As Methodist related institutions of service and learning and as followers of the way of Jesus, we recognize the very good Earth and all creation as the work and ongoing expression of God’s love. When we are involved in activities and support systems that dishonor God’s creation and that bring suffering and injustice to God’s creatures, we are not expressing love for God. If we truly want to stay in love with God, we must honor all of God’s creation and work for climate justice and environmental justice for all.
The three simple rules of John Wesley and the love and justice found in the way of Jesus inspire us to action to address the climate crisis with the fierce urgency of now that it requires. In Methodism, we have both the worldwide connection and hopefully we possess the worldwide will to address the most urgent global crisis facing the community of all creation today.

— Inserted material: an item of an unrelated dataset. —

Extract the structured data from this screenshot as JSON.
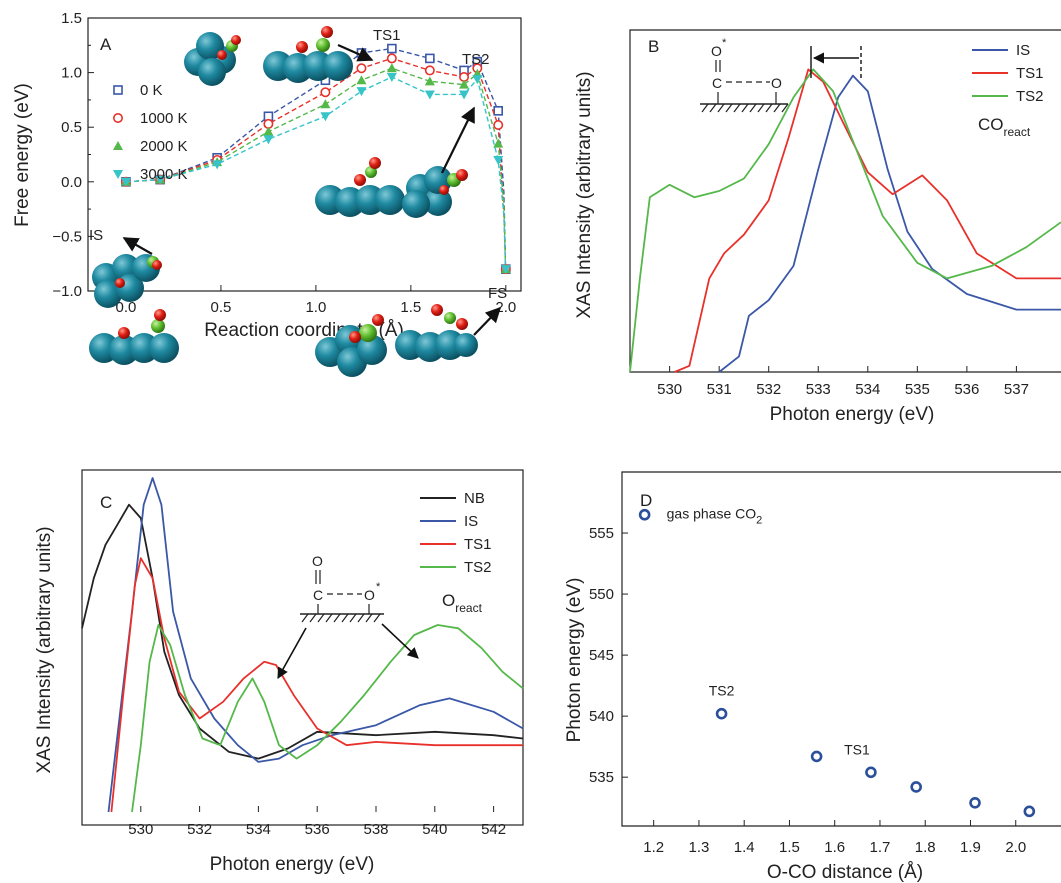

This is a matter of preserving a livable climate to maintain the possibility of a flourishing human civilization. This is an existential threat, a matter of life and death for billions of humans and numerous species of life on earth. This matters! Addressing the climate crisis is the most sacred work we can do for the sake of God’s very good creation, and the world needs the worldwide will and the worldwide connection of Methodism and our Methodist institutions of education. Together we can bring realistic hope for a continued livable climate through our sacred work together, even dare I say in places like Oklahoma, especially in places like Oklahoma, that need our shared witness and commitment to preserve a livable climate for all life. It is the privilege of my life to share in this hope giving and life giving work with all of you. May all of our hearts be softened for God’s creation.